To aid her recovery, Deidre filed a Freedom of Information request to the RCMP (Royal Canadian Mounted Police) in her native Canada which allowed her to gain access to information pertaining to her old court case.
After a year of trying, she received a 72-page PDF document of police records, as well as the document from the doctor who at first had claimed there was medical evidence to show she had been sexually abused. When she tried to obtain the court records though, she would discover that they had actually been destroyed, as her case had occurred over twenty-five years ago, and her perpetrator had never been convicted.
As another means of recourse, she tried reaching out to one of her cousins to discuss what had happened to her. He denied knowing anything about it. She says that she is not angry or looking for vengeance though.
"I kind of ask myself, 'What would justice look like?'” she says. “What I would love is an apology, for him to say that it happened. That would be closure for me.”
Instead, she feels pity for those who abused her. “I feel like children just don’t do something like that,” she says. “I believe someone might have been molesting them and that they were imitating it.
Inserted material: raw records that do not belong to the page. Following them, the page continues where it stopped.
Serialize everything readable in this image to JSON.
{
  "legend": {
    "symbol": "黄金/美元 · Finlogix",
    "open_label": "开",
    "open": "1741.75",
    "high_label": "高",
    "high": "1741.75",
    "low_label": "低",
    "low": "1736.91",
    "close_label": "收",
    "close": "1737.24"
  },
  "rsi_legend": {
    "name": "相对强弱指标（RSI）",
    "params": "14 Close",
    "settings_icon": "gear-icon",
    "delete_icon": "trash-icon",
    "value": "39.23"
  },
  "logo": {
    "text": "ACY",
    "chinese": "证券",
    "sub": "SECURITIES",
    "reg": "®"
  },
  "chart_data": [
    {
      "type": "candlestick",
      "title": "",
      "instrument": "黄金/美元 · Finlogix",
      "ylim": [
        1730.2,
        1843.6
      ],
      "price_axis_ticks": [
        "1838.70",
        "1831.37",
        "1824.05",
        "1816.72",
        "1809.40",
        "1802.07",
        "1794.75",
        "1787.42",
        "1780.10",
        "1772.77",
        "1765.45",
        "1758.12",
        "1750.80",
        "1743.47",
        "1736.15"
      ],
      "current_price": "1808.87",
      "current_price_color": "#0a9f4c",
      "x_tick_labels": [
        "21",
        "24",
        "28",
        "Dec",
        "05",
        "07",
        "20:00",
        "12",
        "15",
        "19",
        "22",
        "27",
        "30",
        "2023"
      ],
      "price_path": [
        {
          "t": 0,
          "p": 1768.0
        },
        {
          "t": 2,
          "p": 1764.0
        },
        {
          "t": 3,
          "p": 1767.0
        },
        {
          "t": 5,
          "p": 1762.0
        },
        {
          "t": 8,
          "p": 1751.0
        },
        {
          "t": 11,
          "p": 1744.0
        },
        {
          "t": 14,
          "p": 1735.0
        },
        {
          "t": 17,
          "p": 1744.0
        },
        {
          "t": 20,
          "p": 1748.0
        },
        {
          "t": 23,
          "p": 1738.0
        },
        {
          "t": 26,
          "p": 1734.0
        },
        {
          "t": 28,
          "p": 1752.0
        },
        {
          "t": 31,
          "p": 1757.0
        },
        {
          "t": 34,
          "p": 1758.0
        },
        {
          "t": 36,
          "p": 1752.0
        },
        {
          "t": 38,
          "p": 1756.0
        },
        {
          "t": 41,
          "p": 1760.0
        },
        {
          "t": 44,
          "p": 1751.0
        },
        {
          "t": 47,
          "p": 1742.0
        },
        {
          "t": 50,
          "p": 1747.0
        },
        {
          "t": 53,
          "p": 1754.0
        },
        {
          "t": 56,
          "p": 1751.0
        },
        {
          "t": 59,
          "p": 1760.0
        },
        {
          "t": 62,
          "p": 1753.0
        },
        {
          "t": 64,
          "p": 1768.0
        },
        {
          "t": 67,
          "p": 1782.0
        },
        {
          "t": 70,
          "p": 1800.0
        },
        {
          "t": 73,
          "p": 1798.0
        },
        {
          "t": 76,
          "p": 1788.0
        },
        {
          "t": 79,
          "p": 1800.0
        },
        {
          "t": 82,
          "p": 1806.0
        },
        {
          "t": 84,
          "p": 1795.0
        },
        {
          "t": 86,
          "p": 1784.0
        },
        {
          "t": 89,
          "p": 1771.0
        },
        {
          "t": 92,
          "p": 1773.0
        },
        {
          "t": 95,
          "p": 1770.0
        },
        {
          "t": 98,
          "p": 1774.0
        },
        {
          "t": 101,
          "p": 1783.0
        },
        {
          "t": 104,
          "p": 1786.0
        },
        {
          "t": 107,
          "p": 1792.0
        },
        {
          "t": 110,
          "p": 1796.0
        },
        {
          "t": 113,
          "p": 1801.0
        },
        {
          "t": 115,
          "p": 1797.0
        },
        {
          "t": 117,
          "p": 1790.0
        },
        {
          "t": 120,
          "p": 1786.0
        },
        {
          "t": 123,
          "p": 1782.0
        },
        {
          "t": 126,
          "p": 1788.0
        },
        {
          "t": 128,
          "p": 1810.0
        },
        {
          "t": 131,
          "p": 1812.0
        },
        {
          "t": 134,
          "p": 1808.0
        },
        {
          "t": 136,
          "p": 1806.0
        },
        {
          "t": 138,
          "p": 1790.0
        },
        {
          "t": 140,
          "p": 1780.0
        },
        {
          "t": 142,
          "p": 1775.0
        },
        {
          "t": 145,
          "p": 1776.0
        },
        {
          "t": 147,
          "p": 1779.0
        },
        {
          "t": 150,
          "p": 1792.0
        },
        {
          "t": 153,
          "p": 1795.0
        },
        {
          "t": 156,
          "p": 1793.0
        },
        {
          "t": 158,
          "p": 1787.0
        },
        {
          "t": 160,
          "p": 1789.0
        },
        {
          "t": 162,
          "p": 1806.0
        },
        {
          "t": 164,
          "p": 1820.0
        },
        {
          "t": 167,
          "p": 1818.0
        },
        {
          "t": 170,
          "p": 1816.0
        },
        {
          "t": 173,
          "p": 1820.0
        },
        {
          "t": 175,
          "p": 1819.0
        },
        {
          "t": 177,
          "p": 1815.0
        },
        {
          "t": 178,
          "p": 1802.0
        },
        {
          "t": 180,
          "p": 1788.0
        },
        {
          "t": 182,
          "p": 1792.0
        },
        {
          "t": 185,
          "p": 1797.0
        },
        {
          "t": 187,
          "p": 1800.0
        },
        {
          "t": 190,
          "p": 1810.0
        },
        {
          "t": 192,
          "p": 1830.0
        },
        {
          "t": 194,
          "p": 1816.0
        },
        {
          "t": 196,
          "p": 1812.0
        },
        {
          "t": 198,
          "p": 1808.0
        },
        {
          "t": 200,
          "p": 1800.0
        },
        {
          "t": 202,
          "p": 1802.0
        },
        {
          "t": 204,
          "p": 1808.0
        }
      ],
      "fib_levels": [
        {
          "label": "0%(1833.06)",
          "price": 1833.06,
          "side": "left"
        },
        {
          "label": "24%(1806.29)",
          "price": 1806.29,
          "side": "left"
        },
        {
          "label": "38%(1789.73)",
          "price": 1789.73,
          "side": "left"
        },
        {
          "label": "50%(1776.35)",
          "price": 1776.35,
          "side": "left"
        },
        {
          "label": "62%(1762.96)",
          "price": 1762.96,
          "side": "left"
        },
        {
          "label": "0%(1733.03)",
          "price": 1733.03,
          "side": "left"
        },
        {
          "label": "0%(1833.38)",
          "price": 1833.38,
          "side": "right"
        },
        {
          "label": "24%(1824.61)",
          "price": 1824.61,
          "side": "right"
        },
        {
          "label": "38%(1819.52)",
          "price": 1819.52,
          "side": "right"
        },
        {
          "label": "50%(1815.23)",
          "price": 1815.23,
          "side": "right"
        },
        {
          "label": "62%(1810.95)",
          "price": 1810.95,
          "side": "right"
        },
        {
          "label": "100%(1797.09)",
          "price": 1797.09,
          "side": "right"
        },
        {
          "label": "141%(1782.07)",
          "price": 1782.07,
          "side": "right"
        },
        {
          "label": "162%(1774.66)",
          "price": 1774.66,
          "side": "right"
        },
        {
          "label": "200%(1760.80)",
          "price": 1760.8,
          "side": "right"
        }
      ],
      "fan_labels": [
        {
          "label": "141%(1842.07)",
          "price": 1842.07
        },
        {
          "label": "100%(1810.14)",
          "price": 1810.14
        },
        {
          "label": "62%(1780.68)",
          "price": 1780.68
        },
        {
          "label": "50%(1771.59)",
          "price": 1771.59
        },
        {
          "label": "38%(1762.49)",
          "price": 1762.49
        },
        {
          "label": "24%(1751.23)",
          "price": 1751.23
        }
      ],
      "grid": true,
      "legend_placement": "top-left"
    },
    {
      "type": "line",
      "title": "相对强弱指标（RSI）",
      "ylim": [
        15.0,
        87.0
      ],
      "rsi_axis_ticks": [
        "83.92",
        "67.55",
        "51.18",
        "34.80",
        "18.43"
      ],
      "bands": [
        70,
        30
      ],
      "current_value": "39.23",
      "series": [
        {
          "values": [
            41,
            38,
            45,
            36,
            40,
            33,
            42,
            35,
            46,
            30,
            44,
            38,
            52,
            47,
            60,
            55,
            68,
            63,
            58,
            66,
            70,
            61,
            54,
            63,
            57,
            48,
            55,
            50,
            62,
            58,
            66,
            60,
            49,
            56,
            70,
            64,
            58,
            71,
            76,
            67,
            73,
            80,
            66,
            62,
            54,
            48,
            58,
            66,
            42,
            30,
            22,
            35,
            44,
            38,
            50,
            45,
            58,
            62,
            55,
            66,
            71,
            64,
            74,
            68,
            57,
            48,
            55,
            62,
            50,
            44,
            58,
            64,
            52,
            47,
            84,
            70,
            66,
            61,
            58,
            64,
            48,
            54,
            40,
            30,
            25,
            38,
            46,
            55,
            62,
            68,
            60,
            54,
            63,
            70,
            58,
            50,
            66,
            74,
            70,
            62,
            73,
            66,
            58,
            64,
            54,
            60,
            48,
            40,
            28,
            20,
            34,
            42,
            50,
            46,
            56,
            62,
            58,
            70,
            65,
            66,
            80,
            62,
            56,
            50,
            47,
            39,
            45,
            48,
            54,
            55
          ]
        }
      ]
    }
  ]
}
Where does a seven- and ten-year-old get those kinds of ideas from in the first place?”
She admits that she feels more anger towards her high school bullies and the staff at her school.
“I feel more disdain towards those people because they cemented it,” Deidre says. “No one intervened, nobody stepped in or said, 'It's ok, the things that are happening aren’t because there's something wrong with you, it's because you are in pain."
Now at the age of 30, Deidre is living in Berlin and has been sober for two years. "I would say that since quitting drinking, I've been able to finally develop a healthy relationship with my body, with my surroundings, and with food and exercise,” she says. “Right now, is the most stable and healthy that I’ve ever been.”
Deidre feels that there is still very much a stigma when it comes to discussing the uncomfortable aspects of mental illness, such as self-neglect.
"Nobody wants to talk about the unkempt, the unsightly, and the ugly parts,” she explains. “I think people want to make mental health digestible for an audience and want to performatively say that they care when they don't actually give a f*ck. I think that's why there are so many shows about hoarders for example. People develop behavioural problems not because there's something innately wrong with them, but because it's usually a response to something.”